Nuri Bey: – Şüphelenmedim Osman Bey. Kesin onlar, çünkü akşam bizim evin bahçesinden girerlerken oğlum görmüş.
Osman Bey: – Peki bahçedeki köpeğiniz havlamamış mı?
Nuri Bey: – Efendim biliyorsunuz bizim köpeğimiz ikizlere alışık. Bu nedenle havlamamıştır.
Osman Bey: – Peki Nuri Bey. Bu yaptıkları cezasız kalmayacak. Bundan emin olabilirsiniz.
Nuri Bey: – İkizlerin şakalarına alışığız. Fakat misafirlere karşı çok mahçup olduk. Müsaadenizle efendim.
Osman Bey: – İyi akşamlar Nuri Bey. O konuda endişeniz olmasın.
Osman Bey kapıyı kapatır ve salona gelir. Korkut Dede, Ayla Nine, Gamze Hanım. Engin ve Çiğdem merak içindedirler.
Korkut Dede: – Osman ne oldu oğlum? Bir şey mi var?
Osman Bey: – Yok bir şey anne. Ne olsun! Yine torunlarının yaramazlıkları.
Korkut Dede: – Ne yapmışlar ki?!
Gamze Hanım: – Evet Can, ne oldu?
Osman Bey üzgün bir şekilde koltuğuna oturur.
Osman Bey: – Dün akşam Nuri Bey’lerin evine misafirler gelmiş. Gece yarısı, evlerine dönmek için kalkmışlar ve kapıya gitmişler. Eşikte duran ayakkabılarını giymişler. Bir de ne görsünler?!
Engin: – Ne görmüşler baba ne görmüşler?
Osman Bey: – Ayakkabılarının içi su dolu. Yalnız bununla kalsa iyi. Ayakkabılar tahta eşiğe de çakılıymış. Misafirlerin bir kaçı ayakkabılarını giyer giymez adımını atmaya kalkışınca yere düşmüş.

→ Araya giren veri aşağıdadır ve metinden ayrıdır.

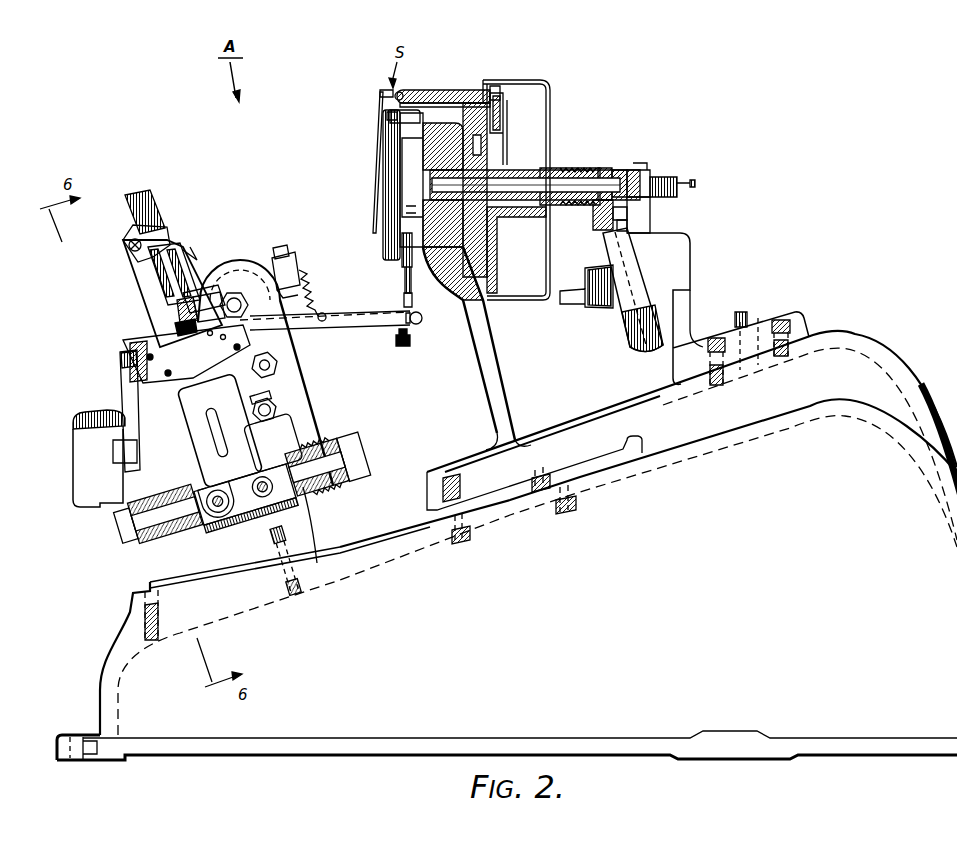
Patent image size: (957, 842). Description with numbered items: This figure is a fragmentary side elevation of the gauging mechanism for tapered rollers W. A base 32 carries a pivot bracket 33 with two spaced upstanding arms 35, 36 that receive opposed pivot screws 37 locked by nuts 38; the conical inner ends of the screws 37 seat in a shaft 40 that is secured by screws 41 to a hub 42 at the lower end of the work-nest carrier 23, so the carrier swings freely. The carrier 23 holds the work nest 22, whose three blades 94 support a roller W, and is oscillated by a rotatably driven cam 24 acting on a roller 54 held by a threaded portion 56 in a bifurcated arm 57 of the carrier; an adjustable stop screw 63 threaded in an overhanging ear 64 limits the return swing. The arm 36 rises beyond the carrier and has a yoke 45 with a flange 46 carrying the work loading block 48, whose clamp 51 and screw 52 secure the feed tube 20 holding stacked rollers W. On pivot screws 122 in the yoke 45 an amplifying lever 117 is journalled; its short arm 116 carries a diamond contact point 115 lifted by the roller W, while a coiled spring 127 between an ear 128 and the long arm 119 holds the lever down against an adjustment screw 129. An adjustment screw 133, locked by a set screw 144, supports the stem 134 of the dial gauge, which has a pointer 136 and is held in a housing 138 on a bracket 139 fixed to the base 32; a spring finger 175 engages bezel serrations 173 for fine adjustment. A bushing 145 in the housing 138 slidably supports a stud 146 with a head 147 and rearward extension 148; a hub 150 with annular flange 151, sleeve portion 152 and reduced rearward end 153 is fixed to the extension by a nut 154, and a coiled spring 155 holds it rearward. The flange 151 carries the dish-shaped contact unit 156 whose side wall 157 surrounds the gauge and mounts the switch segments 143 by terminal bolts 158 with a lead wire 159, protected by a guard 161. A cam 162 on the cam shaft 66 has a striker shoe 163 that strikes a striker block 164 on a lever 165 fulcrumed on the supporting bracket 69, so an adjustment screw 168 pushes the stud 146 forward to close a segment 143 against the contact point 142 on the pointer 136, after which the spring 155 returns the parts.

The feed tube 20 is at (133, 194).
The work nest 22 is at (150, 342).
The work-nest carrier 23 is at (258, 462).
The cam 24 is at (128, 397).
The base 32 is at (860, 723).
The pivot bracket 33 is at (170, 598).
The upstanding arm 35 is at (170, 568).
The upstanding arm 36 is at (308, 422).
The pivot screws 37 is at (366, 453).
The nuts 38 is at (366, 473).
The shaft 40 is at (208, 516).
The screws 41 is at (261, 500).
The hub 42 is at (290, 532).
The yoke 45 is at (250, 268).
The flange 46 is at (183, 250).
The work loading block 48 is at (150, 273).
The clamp 51 is at (150, 240).
The screw 52 is at (131, 241).
The roller 54 is at (107, 415).
The threaded portion 56 is at (113, 452).
The bifurcated arm 57 is at (110, 427).
The adjustable stop screw 63 is at (275, 408).
The overhanging ear 64 is at (280, 398).
The cam shaft 66 is at (577, 307).
The supporting bracket 69 is at (687, 357).
The blades 94 is at (165, 371).
The contact point 115 is at (215, 320).
The short arm 116 is at (195, 310).
The amplifying lever 117 is at (212, 293).
The long arm 119 is at (347, 322).
The pivot screws 122 is at (233, 297).
The coiled spring 127 is at (320, 284).
The ear 128 is at (300, 268).
The adjustment screw 129 is at (284, 250).
The adjustment screw 133 is at (403, 348).
The stem 134 is at (404, 298).
The pointer 136 is at (376, 157).
The housing 138 is at (393, 230).
The bracket 139 is at (490, 443).
The contact point 142 is at (383, 88).
The switch segments 143 is at (399, 92).
The set screw 144 is at (422, 320).
The bushing 145 is at (508, 186).
The stud 146 is at (548, 190).
The head 147 is at (433, 181).
The rearward extension 148 is at (583, 177).
The hub 150 is at (533, 137).
The annular flange 151 is at (475, 140).
The sleeve portion 152 is at (513, 217).
The reduced rearward end 153 is at (617, 173).
The nut 154 is at (640, 170).
The coiled spring 155 is at (552, 180).
The contact unit 156 is at (490, 86).
The side wall 157 is at (423, 90).
The terminal bolts 158 is at (460, 90).
The lead wire 159 is at (505, 118).
The guard 161 is at (527, 80).
The cam 162 is at (637, 343).
The striker shoe 163 is at (627, 208).
The striker block 164 is at (630, 218).
The lever 165 is at (643, 205).
The adjustment screw 168 is at (683, 185).
The serrations 173 is at (390, 118).
The spring finger 175 is at (392, 112).
The tapered rollers W is at (190, 330).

Çiğdem: – Tüüh bu çok kötü bir şaka.
Engin: – Hem de nasıl? Peki bunun bizim aileyle ilgisi ne?
Çiğdem: – İlgisi ikizler. Özellikle de Orhan’la ilgisi var.
Osman Bey: – Nerede bu yaramazlar hanım. Artık büyük bir cezayı hakkettiler.
Korkut Dede: – Dur bakalım oğlum acele etme. Belki bizim çocuklar yapmamıştır. Ortada suç var ama suçlu yok. Hele bir çocuklar gelsin konuşalım.
Osman Bey: – Her şey gün gibi açık baba. Daha nesini konuşalım. Yoksa koca adam niye gelip kapımızı çalsın ki!
Ayla Nine: – Öyle deme oğlum. Benim kuzularımın yaramaz oldukları doğru ama böyle kötü bir şaka, onların tarzı değil.